TRIBUNNEWS.COM, JAKARTA – Jebloknya peringkat Indonesia dalam Programme for International Student Assessment (PISA) 2018 menjadi petunjuk masih banyak hal yang harus dilakukan stake holder Pendidikan di tanah air.
Pemerintah pun diminta membuat langkah terobosan untuk meningkatkan kemampuan siswa dalam bidang matematika, ilmu alam, dan pemahaman bacaan.
“Peringkat Indonesia yang menempati posisi 75 dari 80 negara menjadi indikator jika kemampuan rata-rata siswa kita dalam bidang matematika, ilmu alam, dan cara memahami bahan bacaan masih jauh tertinggal dibandingkan para siswa di banyak negara lain,” kata Ketua Komisi X DPR RI Syaiful Huda, Rabu (4/12/2019).
Untuk diketahui PISA merupakan test standar global yang diselenggarakan oleh The Organisation for Economic Co-operation and Development (OECD).
10 besar negara yang mempunyai siswa dengan kemampuan rata-rata terbaik adalah China, Singapura, Macau, Hongkong, Estonia, Kanada, Finlandia, Irlandia, Korea Selatan, dan Polandia.
Indonesia secara global berada di peringkat 75 dari 80 negara yang berpartisipasi dalam test tersebut.
Sedangkan di Asia Tenggara peringkat Indonesia ada di bawah Singapura, Malaysia, Brunei Darussalam, dan Thailand.
Huda menjelaskan persoalan Pendidikan di Indonesia memang kompleks. Baik pada aspek pemerataan akses Pendidikan, kompetensi guru, distribusi anggaran, hingga keterbatasan sarana dan prasana.
Kendati demikian berbagai persoalan tersebut tidak boleh menjadi penghalang upaya untuk menghadirkan Pendidikan berkualitas.
“Di sini dibutuhkan terobosan apakah dalam metode Pendidikan melalui perubahan kurikulum, penyederhanaan regulasi, atau penambahan alokasi anggaran,” ujarnya.
Politisi PKB ini mengingatkan jika Indonesia akan menghadapi bonus demografi dalam beberapa tahun mendatang.
Kondisi tersebut akan menimbulkan masalah besar, jika ternyata tidak dibarengi dengan perbaikan kualitas sumber daya manusianya.
“Bonus demografi bisa menjadi bencana, jika ternyata SDM yang kita hasilkan dari Lembaga Pendidikan kita tidak mampu membekali mereka untuk bersaing di dunia kerja,” katanya.

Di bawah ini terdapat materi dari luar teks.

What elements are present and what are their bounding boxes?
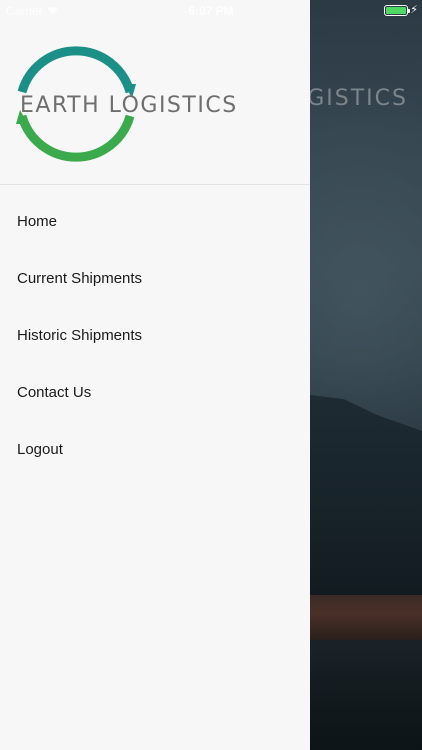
ship-waterline [310, 595, 422, 640]
drawer-menu: Home Current Shipments Historic Shipment… [0, 193, 310, 478]
status-time: 6:07 PM [188, 4, 234, 18]
charging-bolt-icon: ⚡ [410, 4, 418, 16]
earth-logistics-logo: EARTH LOGISTICS [16, 46, 238, 162]
menu-item-contact-us[interactable]: Contact Us [0, 364, 310, 421]
battery-icon [384, 5, 410, 16]
menu-item-historic-shipments[interactable]: Historic Shipments [0, 307, 310, 364]
menu-item-home[interactable]: Home [0, 193, 310, 250]
water [310, 640, 422, 750]
menu-item-logout[interactable]: Logout [0, 421, 310, 478]
drawer-header: EARTH LOGISTICS [0, 0, 310, 185]
logo-text: EARTH LOGISTICS [20, 93, 238, 118]
battery-fill [386, 7, 406, 14]
navigation-drawer: EARTH LOGISTICS Home Current Shipments H… [0, 0, 310, 750]
status-bar: Carrier 6:07 PM ⚡ [0, 0, 422, 22]
menu-item-current-shipments[interactable]: Current Shipments [0, 250, 310, 307]
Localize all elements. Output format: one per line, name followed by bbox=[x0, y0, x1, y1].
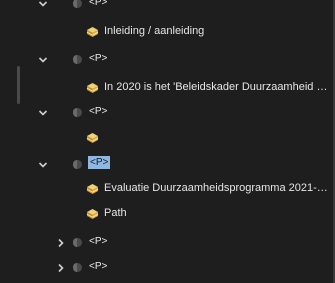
content-label: Path bbox=[104, 207, 127, 219]
chevron-right-icon[interactable] bbox=[56, 238, 66, 248]
tag-marker-icon bbox=[73, 238, 82, 247]
tag-label: <P> bbox=[89, 53, 108, 64]
scrollbar-thumb[interactable] bbox=[17, 66, 20, 104]
content-label: Evaluatie Duurzaamheidsprogramma 2021-20… bbox=[104, 182, 329, 194]
tree-tag-row[interactable]: <P> bbox=[0, 257, 335, 279]
content-container-icon bbox=[86, 26, 99, 37]
content-container-icon bbox=[86, 82, 99, 93]
tree-tag-row[interactable]: <P> bbox=[0, 0, 335, 15]
content-container-icon bbox=[86, 208, 99, 219]
chevron-down-icon[interactable] bbox=[38, 108, 48, 118]
chevron-right-icon[interactable] bbox=[56, 263, 66, 273]
tree-tag-row[interactable]: <P> bbox=[0, 232, 335, 254]
chevron-down-icon[interactable] bbox=[38, 160, 48, 170]
tag-label: <P> bbox=[89, 261, 108, 272]
content-container-icon bbox=[86, 132, 99, 143]
tree-tag-row-selected[interactable]: <P> bbox=[0, 154, 335, 176]
chevron-down-icon[interactable] bbox=[38, 55, 48, 65]
tag-label: <P> bbox=[89, 0, 108, 8]
tag-marker-icon bbox=[73, 160, 82, 169]
content-label: Inleiding / aanleiding bbox=[104, 25, 205, 37]
tree-content-row[interactable]: Path bbox=[0, 203, 335, 225]
tree-tag-row[interactable]: <P> bbox=[0, 102, 335, 124]
tree-content-row[interactable]: In 2020 is het 'Beleidskader Duurzaamhei… bbox=[0, 77, 335, 99]
tag-marker-icon bbox=[73, 263, 82, 272]
tree-content-row[interactable]: Inleiding / aanleiding bbox=[0, 21, 335, 43]
chevron-down-icon[interactable] bbox=[38, 0, 48, 9]
tag-marker-icon bbox=[73, 108, 82, 117]
tag-label-selected: <P> bbox=[88, 156, 111, 169]
tree-content-row[interactable]: Evaluatie Duurzaamheidsprogramma 2021-20… bbox=[0, 178, 335, 200]
tree-tag-row[interactable]: <P> bbox=[0, 49, 335, 71]
content-label: In 2020 is het 'Beleidskader Duurzaamhei… bbox=[104, 81, 332, 93]
tag-marker-icon bbox=[73, 55, 82, 64]
tree-content-row[interactable] bbox=[0, 127, 335, 149]
tag-label: <P> bbox=[89, 236, 108, 247]
tags-tree-panel: <P> Inleiding / aanleiding <P> In 2020 i… bbox=[0, 0, 335, 283]
content-container-icon bbox=[86, 183, 99, 194]
tag-marker-icon bbox=[73, 0, 82, 8]
tag-label: <P> bbox=[89, 106, 108, 117]
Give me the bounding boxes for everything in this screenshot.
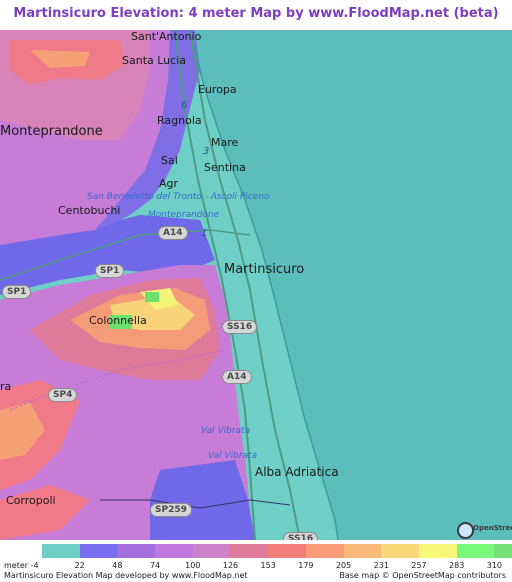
legend-value: 22 xyxy=(74,561,85,570)
place-label: Alba Adriatica xyxy=(255,465,339,479)
road-name-label: Val Vibrata xyxy=(201,426,251,436)
road-shield: SS16 xyxy=(283,532,319,540)
road-shield: SP4 xyxy=(48,388,78,402)
road-shield: A14 xyxy=(222,370,252,384)
legend-value: 257 xyxy=(411,561,427,570)
place-label: Monteprandone xyxy=(0,124,103,139)
road-name-label: Monteprandone xyxy=(148,210,220,220)
legend-value: meter -4 xyxy=(4,561,39,570)
place-label: Centobuchi xyxy=(58,204,121,217)
legend-swatch xyxy=(268,544,306,558)
legend-value: 179 xyxy=(298,561,314,570)
legend-value: 205 xyxy=(335,561,352,570)
legend-swatch xyxy=(155,544,193,558)
road-shield: A14 xyxy=(158,226,188,240)
green-patch-1 xyxy=(145,292,159,302)
place-label: Sal xyxy=(161,154,178,167)
legend-swatch xyxy=(418,544,457,558)
road-shield: SP259 xyxy=(150,503,192,517)
legend-swatch xyxy=(381,544,419,558)
place-label: Mare xyxy=(211,136,239,149)
legend-value: 126 xyxy=(222,561,239,570)
legend-swatch xyxy=(79,544,118,558)
legend-swatches xyxy=(42,544,512,558)
legend-value: 310 xyxy=(486,561,503,570)
place-label: ra xyxy=(0,380,12,393)
legend-value: 283 xyxy=(449,561,465,570)
magnifier-icon xyxy=(457,522,474,539)
place-label: Santa Lucia xyxy=(122,54,186,67)
footer-credit[interactable]: Martinsicuro Elevation Map developed by … xyxy=(4,571,248,580)
elevation-legend: meter -4 22 48 74 100 126 153 179 205 231 257 283 31… xyxy=(0,540,512,582)
place-label: Colonnella xyxy=(89,314,147,327)
place-label: Sant'Antonio xyxy=(131,30,202,43)
footer: Martinsicuro Elevation Map developed by … xyxy=(0,571,512,582)
footer-attribution[interactable]: Base map © OpenStreetMap contributors xyxy=(339,571,506,580)
legend-swatch xyxy=(456,544,495,558)
legend-value: 74 xyxy=(150,561,161,570)
legend-value: 48 xyxy=(112,561,123,570)
road-shield: SP1 xyxy=(95,264,125,278)
legend-swatch xyxy=(494,544,512,558)
legend-swatch xyxy=(42,544,80,558)
legend-swatch xyxy=(192,544,231,558)
place-label: Corropoli xyxy=(6,494,56,507)
place-label: Agr xyxy=(159,177,179,190)
page: Martinsicuro Elevation: 4 meter Map by w… xyxy=(0,0,512,582)
road-number: 3 xyxy=(203,146,210,157)
road-number: 1 xyxy=(201,228,208,239)
place-label: Martinsicuro xyxy=(224,262,305,277)
legend-swatch xyxy=(117,544,156,558)
place-label: Ragnola xyxy=(157,114,202,127)
road-shield: SP1 xyxy=(2,285,32,299)
elevation-map[interactable]: Sant'Antonio Santa Lucia Europa Montepra… xyxy=(0,30,512,540)
road-name-label: San Benedetto del Tronto - Ascoli Piceno xyxy=(87,192,270,202)
legend-swatch xyxy=(343,544,382,558)
page-title: Martinsicuro Elevation: 4 meter Map by w… xyxy=(0,0,512,30)
map-canvas xyxy=(0,30,512,540)
osm-logo: OpenStreetMap xyxy=(455,520,512,540)
legend-value: 231 xyxy=(373,561,389,570)
road-shield: SS16 xyxy=(222,320,258,334)
osm-logo-text: OpenStreetMap xyxy=(473,524,512,532)
road-number: 6 xyxy=(181,100,188,111)
place-label: Europa xyxy=(198,83,237,96)
legend-value: 153 xyxy=(260,561,276,570)
legend-swatch xyxy=(230,544,269,558)
road-name-label: Val Vibrata xyxy=(208,451,258,461)
place-label: Sentina xyxy=(204,161,246,174)
legend-value: 100 xyxy=(185,561,201,570)
legend-swatch xyxy=(305,544,344,558)
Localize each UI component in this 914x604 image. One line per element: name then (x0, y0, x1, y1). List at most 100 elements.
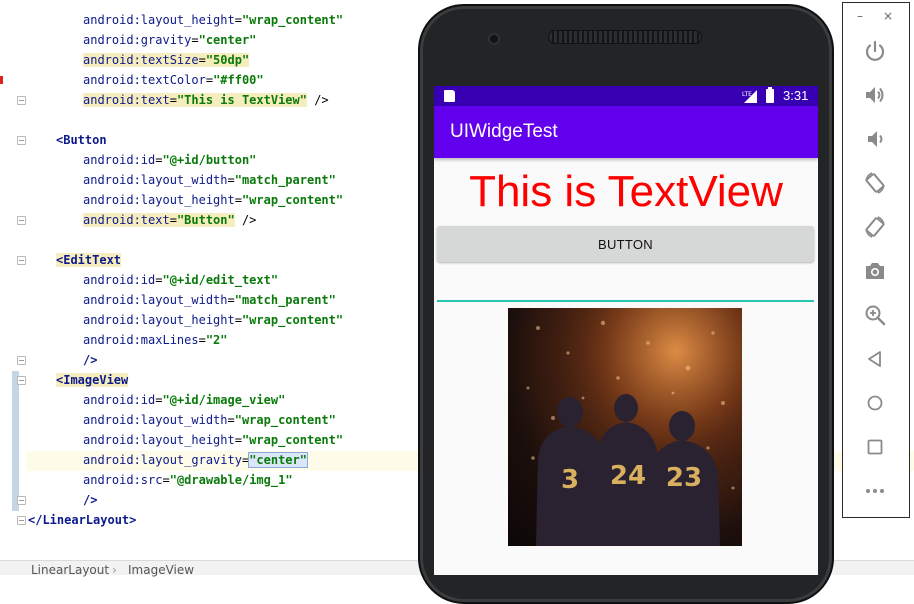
fold-icon[interactable] (17, 516, 26, 525)
status-time: 3:31 (783, 88, 809, 103)
code-line: android:gravity="center" (83, 33, 257, 47)
code-value: "center" (248, 452, 308, 468)
code-tag: /> (83, 353, 98, 367)
code-attribute: android:layout_height (83, 13, 235, 27)
jersey-number: 24 (610, 461, 646, 491)
code-line: /> (83, 350, 97, 370)
code-value: "wrap_content" (241, 433, 344, 447)
code-tag: <ImageView (56, 373, 129, 387)
main-button[interactable]: BUTTON (437, 226, 814, 262)
code-line: android:src="@drawable/img_1" (83, 473, 293, 487)
front-camera (488, 33, 500, 45)
battery-icon (766, 87, 774, 103)
code-attribute: android:maxLines (83, 333, 199, 347)
rotate-left-icon[interactable] (863, 171, 887, 195)
code-line: android:layout_gravity="center" (83, 452, 308, 468)
fold-icon[interactable] (17, 356, 26, 365)
error-marker (0, 76, 3, 84)
code-value: "wrap_content" (241, 13, 344, 27)
zoom-icon[interactable] (863, 303, 887, 327)
app-title: UIWidgeTest (450, 121, 558, 142)
code-attribute: android:text (83, 213, 170, 227)
code-value: "50dp" (205, 53, 250, 67)
code-value: "This is TextView" (176, 93, 307, 107)
code-line: android:text="Button" /> (83, 213, 257, 227)
code-value: "2" (205, 333, 228, 347)
code-value: "match_parent" (234, 173, 336, 187)
signal-lte-icon: LTE (742, 90, 757, 103)
image-view: 3 24 23 (508, 308, 742, 546)
code-attribute: android:layout_height (83, 433, 235, 447)
code-attribute: android:textSize (83, 53, 199, 67)
code-value: "@+id/edit_text" (162, 273, 279, 287)
code-line: android:layout_width="match_parent" (83, 173, 336, 187)
minimize-button[interactable]: – (857, 10, 863, 22)
code-line: android:maxLines="2" (83, 333, 228, 347)
code-attribute: android:layout_width (83, 293, 228, 307)
fold-icon[interactable] (17, 376, 26, 385)
fold-icon[interactable] (17, 216, 26, 225)
more-icon[interactable] (863, 479, 887, 503)
code-value: "wrap_content" (241, 193, 344, 207)
code-line: android:layout_height="wrap_content" (83, 13, 344, 27)
home-icon[interactable] (863, 391, 887, 415)
volume-up-icon[interactable] (863, 83, 887, 107)
code-line: <Button (56, 130, 107, 150)
code-value: "#ff00" (213, 73, 264, 87)
fold-icon[interactable] (17, 256, 26, 265)
editor-gutter (0, 0, 26, 560)
jersey-number: 23 (666, 463, 702, 493)
android-status-bar: LTE 3:31 (434, 86, 818, 106)
code-attribute: android:textColor (83, 73, 206, 87)
code-attribute: android:layout_width (83, 413, 228, 427)
code-attribute: android:id (83, 273, 156, 287)
code-line: </LinearLayout> (28, 510, 136, 530)
emulator-toolbar: – × (842, 2, 910, 518)
jersey-number: 3 (561, 465, 579, 495)
code-attribute: android:layout_height (83, 193, 235, 207)
code-attribute: android:id (83, 393, 156, 407)
volume-down-icon[interactable] (863, 127, 887, 151)
code-line: android:layout_height="wrap_content" (83, 193, 344, 207)
code-tag: <Button (56, 133, 107, 147)
code-attribute: android:layout_gravity (83, 453, 242, 467)
code-attribute: android:layout_width (83, 173, 228, 187)
code-line: android:layout_height="wrap_content" (83, 313, 344, 327)
code-line: <EditText (56, 250, 122, 270)
app-bar: UIWidgeTest (434, 106, 818, 158)
text-view: This is TextView (469, 167, 783, 216)
fold-icon[interactable] (17, 96, 26, 105)
code-line: android:layout_width="wrap_content" (83, 413, 336, 427)
rotate-right-icon[interactable] (863, 215, 887, 239)
code-line: android:textColor="#ff00" (83, 73, 264, 87)
back-icon[interactable] (863, 347, 887, 371)
code-value: "wrap_content" (234, 413, 336, 427)
code-line: android:text="This is TextView" /> (83, 93, 329, 107)
power-icon[interactable] (863, 39, 887, 63)
device-screen[interactable]: LTE 3:31 UIWidgeTest This is TextView BU… (434, 86, 818, 575)
code-attribute: android:src (83, 473, 163, 487)
code-value: "@drawable/img_1" (169, 473, 293, 487)
change-marker (12, 371, 19, 511)
earpiece-speaker (548, 30, 702, 44)
code-tag: <EditText (56, 253, 122, 267)
overview-icon[interactable] (863, 435, 887, 459)
fold-icon[interactable] (17, 496, 26, 505)
close-button[interactable]: × (883, 10, 893, 22)
fold-icon[interactable] (17, 136, 26, 145)
edit-text-field[interactable] (437, 272, 814, 302)
code-attribute: android:layout_height (83, 313, 235, 327)
code-tag: /> (83, 493, 98, 507)
code-line: android:layout_height="wrap_content" (83, 433, 344, 447)
code-value: "@+id/image_view" (162, 393, 286, 407)
code-attribute: android:gravity (83, 33, 192, 47)
code-value: "@+id/button" (162, 153, 257, 167)
code-attribute: android:text (83, 93, 170, 107)
camera-icon[interactable] (863, 259, 887, 283)
code-line: android:id="@+id/image_view" (83, 393, 286, 407)
code-line: /> (83, 490, 97, 510)
code-line: <ImageView (56, 370, 129, 390)
code-value: "wrap_content" (241, 313, 344, 327)
code-value: "match_parent" (234, 293, 336, 307)
network-type-label: LTE (742, 91, 752, 98)
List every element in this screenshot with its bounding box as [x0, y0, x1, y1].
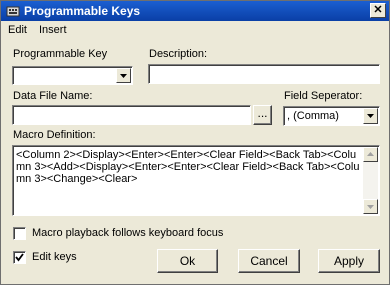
field-separator-label: Field Seperator: — [284, 90, 363, 102]
macro-playback-checkbox[interactable] — [13, 227, 26, 240]
programmable-key-label: Programmable Key — [13, 48, 108, 60]
programmable-key-select[interactable] — [12, 66, 133, 85]
keyboard-icon — [6, 4, 20, 18]
macro-definition-textarea[interactable]: <Column 2><Display><Enter><Enter><Clear … — [12, 145, 380, 216]
macro-definition-label: Macro Definition: — [13, 129, 96, 141]
field-separator-value: , (Comma) — [287, 110, 339, 122]
checkmark-icon — [15, 253, 24, 262]
menu-insert[interactable]: Insert — [39, 24, 67, 36]
apply-button[interactable]: Apply — [318, 249, 380, 273]
macro-scrollbar[interactable] — [363, 147, 378, 214]
macro-definition-text: <Column 2><Display><Enter><Enter><Clear … — [16, 149, 360, 185]
edit-keys-label: Edit keys — [32, 251, 77, 263]
data-file-label: Data File Name: — [13, 90, 93, 102]
programmable-keys-dialog: Programmable Keys ✕ Edit Insert Programm… — [0, 0, 390, 285]
data-file-input[interactable] — [12, 105, 251, 125]
ok-button[interactable]: Ok — [157, 249, 218, 273]
title-bar[interactable]: Programmable Keys ✕ — [1, 1, 389, 21]
menu-bar: Edit Insert — [1, 21, 389, 39]
browse-button[interactable]: ... — [253, 105, 272, 125]
macro-playback-label: Macro playback follows keyboard focus — [32, 227, 224, 239]
window-title: Programmable Keys — [24, 4, 141, 18]
menu-edit[interactable]: Edit — [8, 24, 27, 36]
description-input[interactable] — [148, 64, 380, 84]
close-icon[interactable]: ✕ — [370, 3, 386, 18]
edit-keys-checkbox[interactable] — [13, 251, 26, 264]
description-label: Description: — [149, 48, 208, 60]
chevron-down-icon[interactable] — [363, 108, 378, 124]
cancel-button[interactable]: Cancel — [238, 249, 300, 273]
chevron-down-icon[interactable] — [116, 68, 131, 83]
field-separator-select[interactable]: , (Comma) — [283, 106, 380, 126]
scroll-up-icon[interactable] — [363, 147, 378, 162]
scroll-down-icon[interactable] — [363, 199, 378, 214]
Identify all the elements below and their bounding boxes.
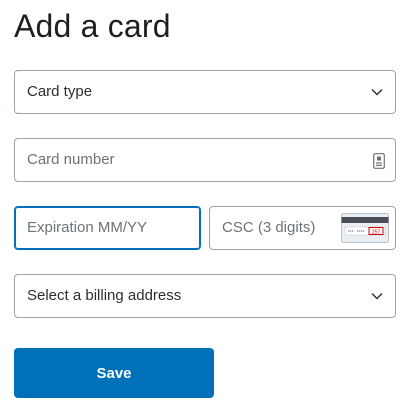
csc-icon-digits: 257 xyxy=(372,229,381,235)
save-button[interactable]: Save xyxy=(14,348,214,398)
card-type-value: Card type xyxy=(27,83,93,100)
expiration-field[interactable]: Expiration MM/YY xyxy=(14,206,201,250)
card-number-placeholder: Card number xyxy=(27,151,115,168)
billing-address-value: Select a billing address xyxy=(27,287,182,304)
card-type-select[interactable]: Card type xyxy=(14,70,396,114)
chevron-down-icon xyxy=(371,293,383,300)
chevron-down-icon xyxy=(371,89,383,96)
csc-field[interactable]: CSC (3 digits) 257 xyxy=(209,206,396,250)
expiration-placeholder: Expiration MM/YY xyxy=(27,219,148,236)
card-number-icon xyxy=(373,153,385,169)
page-title: Add a card xyxy=(14,8,171,44)
csc-placeholder: CSC (3 digits) xyxy=(222,219,316,236)
card-back-csc-icon: 257 xyxy=(341,213,389,243)
card-number-field[interactable]: Card number xyxy=(14,138,396,182)
billing-address-select[interactable]: Select a billing address xyxy=(14,274,396,318)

Huda kembali mengingatkan agar ada evaluasi distribusi anggaran Pendidikan yang mencapai Rp500 triliun dalam setiap tahun. Anggaran tersebut relatif besar jika distribusinya fokus dan terkontrol dalam satu kementerian.
“Selama ini anggaran tersebut terdistribusi dalam banyak pintu Kementerian/Lembaga (K/L) atau pemerintah daerah yang terkadang fokus penggunanya tidak sama satu dengan yang lainnya. Kondisi ini harus diperbaiki ke depan,” katanya.